Svenska mästerskapet

Tournament information
- Sport: Handball
- Teams: 32

Final positions
- Champions: IFK Kristianstad (2nd title)
- Runner-up: Redbergslids IK

= 1947–48 Svenska mästerskapet (men's handball) =

The 1947–48 Svenska mästerskapet was the 17th season of Svenska mästerskapet, a tournament held to determine the Swedish Champions of men's handball. The tournament was contested by all Allsvenskan teams and all District Champions, along with invited teams from Division II. 32 teams competed in the tournament. Redbergslids IK were the defending champions, but were defeated by IFK Kristianstad in the final. IFK Kristianstad won their second title. The semifinals and final were played on 20–21 March in Sporthallen in Kristianstad.
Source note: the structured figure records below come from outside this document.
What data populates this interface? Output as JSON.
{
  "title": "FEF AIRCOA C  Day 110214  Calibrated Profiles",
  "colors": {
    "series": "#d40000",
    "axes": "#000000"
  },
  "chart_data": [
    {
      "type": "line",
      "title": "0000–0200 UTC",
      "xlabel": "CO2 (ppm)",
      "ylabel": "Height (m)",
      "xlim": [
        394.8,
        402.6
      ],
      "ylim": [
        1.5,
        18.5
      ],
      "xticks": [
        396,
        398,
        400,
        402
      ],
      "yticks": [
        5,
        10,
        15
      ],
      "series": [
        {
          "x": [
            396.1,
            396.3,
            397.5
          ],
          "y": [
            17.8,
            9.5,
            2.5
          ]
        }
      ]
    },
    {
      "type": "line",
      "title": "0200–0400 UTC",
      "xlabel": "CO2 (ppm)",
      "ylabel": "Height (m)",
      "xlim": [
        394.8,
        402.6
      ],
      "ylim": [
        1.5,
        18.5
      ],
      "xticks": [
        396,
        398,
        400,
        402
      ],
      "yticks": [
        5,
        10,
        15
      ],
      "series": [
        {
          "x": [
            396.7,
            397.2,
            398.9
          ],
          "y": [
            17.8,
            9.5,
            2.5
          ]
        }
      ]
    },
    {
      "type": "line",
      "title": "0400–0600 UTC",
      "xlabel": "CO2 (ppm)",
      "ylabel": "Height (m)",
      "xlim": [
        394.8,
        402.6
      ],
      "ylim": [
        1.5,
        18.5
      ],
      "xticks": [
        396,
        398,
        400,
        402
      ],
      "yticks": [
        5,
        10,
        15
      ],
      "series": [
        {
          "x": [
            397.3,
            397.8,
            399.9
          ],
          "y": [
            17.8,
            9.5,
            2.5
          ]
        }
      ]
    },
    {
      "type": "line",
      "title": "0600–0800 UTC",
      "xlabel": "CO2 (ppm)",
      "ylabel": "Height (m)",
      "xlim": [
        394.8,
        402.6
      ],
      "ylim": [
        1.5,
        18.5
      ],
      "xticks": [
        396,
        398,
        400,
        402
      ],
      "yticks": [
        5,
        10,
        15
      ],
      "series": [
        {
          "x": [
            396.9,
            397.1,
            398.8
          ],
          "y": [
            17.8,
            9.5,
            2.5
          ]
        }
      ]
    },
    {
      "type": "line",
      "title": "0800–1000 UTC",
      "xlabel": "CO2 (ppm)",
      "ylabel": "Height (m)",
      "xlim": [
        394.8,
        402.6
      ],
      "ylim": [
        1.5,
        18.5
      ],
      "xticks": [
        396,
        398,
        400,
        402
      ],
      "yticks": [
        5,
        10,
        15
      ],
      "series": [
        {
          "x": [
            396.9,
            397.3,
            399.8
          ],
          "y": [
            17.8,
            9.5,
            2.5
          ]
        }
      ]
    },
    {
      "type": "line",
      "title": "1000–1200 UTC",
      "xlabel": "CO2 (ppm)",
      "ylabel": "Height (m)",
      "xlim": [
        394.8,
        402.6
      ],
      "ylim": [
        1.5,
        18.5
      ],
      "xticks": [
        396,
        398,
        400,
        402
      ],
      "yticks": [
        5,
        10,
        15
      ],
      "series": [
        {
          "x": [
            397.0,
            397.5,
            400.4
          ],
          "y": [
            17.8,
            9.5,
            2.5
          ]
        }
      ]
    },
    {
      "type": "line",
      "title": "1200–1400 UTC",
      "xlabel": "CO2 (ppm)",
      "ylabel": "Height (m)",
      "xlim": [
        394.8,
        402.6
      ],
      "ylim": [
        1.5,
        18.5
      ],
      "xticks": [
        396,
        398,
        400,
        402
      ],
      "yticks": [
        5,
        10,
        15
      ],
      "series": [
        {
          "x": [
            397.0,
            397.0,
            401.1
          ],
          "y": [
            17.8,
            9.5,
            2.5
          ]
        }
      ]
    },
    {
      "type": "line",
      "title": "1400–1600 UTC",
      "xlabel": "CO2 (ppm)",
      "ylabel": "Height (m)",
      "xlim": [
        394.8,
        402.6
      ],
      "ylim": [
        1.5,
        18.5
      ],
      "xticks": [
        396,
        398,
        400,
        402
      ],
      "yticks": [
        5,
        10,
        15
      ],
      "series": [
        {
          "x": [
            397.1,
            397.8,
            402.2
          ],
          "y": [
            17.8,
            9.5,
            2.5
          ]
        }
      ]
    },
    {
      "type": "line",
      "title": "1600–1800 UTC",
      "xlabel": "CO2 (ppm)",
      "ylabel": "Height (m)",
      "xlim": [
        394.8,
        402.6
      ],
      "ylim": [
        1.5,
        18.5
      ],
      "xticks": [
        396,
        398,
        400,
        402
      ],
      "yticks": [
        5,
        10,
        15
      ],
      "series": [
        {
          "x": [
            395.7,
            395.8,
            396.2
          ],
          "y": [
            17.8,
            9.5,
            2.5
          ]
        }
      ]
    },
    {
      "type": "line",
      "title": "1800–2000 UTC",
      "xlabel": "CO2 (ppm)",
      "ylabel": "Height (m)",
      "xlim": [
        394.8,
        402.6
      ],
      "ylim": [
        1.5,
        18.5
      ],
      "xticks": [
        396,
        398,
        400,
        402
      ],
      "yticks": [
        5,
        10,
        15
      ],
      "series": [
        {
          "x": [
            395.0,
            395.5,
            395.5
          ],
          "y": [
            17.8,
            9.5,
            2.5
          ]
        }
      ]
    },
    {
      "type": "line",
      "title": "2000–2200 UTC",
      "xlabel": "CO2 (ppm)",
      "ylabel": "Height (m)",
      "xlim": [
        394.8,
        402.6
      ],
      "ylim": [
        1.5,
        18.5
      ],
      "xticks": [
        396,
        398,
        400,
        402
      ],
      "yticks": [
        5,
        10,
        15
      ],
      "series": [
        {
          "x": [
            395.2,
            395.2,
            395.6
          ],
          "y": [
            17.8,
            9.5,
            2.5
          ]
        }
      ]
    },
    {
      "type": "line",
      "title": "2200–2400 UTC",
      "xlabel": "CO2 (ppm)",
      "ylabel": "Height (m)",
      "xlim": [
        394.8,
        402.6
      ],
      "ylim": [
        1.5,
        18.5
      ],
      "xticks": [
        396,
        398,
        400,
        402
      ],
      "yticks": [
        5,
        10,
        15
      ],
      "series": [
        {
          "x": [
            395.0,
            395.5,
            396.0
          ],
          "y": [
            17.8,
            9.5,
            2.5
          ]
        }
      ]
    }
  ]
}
The final was watched by 1,628 spectators.

==Results==

=== First Round ===
- IFK Luleå–Sollefteå GIF 9–15
- Upsala Studenters IF–SoIK Hellas 9–10
- Umeå IK–IFK Sundsvall 14–8
- Norrköpings AIS–F 11 Nyköping 7–8
- Uddevalla IS–Skövde AIK 9–22
- Karlstads BIK–Majornas IK 11–10
- Norslunds IF–Sandvikens IF 8–18
- Halmstads HBP–Redbergslids IK 9–15
- Jönköpings BK–IFK Kristianstad 6–8
- Örebro SK–IFK Lidingö 11–6
- Hallstahammars SK–Västerås HF 9–12
- IFK Östersund–Gävle GIK 13–17
- IFK Malmö–IK Heim 11–12
- IFK Karlskrona–Ystads IF 13–8
- IK Göta–Västerås IK 6–12
- Visby IF–Spårvägens HF 11–15

=== Second Round ===
- Sollefteå GIF–SoIK Hellas 7–18
- Umeå IK–F 11 Nyköping 6–14
- Skövde AIK–Karlstads BIK 5–8
- Sandvikens IF–Redbergslids IK 4–13
- IFK Kristianstad–Örebro SK 12–9
- Västerås HF–Gävle GIK 14–7
- IK Heim–IFK Karlskrona 4–6
- Västerås IK–Spårvägens HF 13–7

=== Quarterfinals ===
- SoIK Hellas–F 11 Nyköping 9–7
- Karlstads BIK–Redbergslids IK 5–10
- IFK Kristianstad–Västerås HF 10–5
- IFK Karlskrona–Västerås IK 5–6

===Semifinals ===
- SoIK Hellas–Redbergslids IK 3–14
- IFK Kristianstad–Västerås IK 12–10

=== Match for third place ===
- Västerås IK–SoIK Hellas 9–6

=== Final ===
- IFK Kristianstad–Redbergslids IK 8–7 a.e.t.

== Champions ==
The following players for IFK Kristianstad received a winner's medal: Bertil Andersson, Göte Pålsson, Carl-Erik Stockenberg (2 goals in the final), Bertil Rönndahl, Evert Sjunnesson, Erik Nordström (2), Åke Moberg (3), Göte Saloonen, Axel Nissen and Åke Skough (1).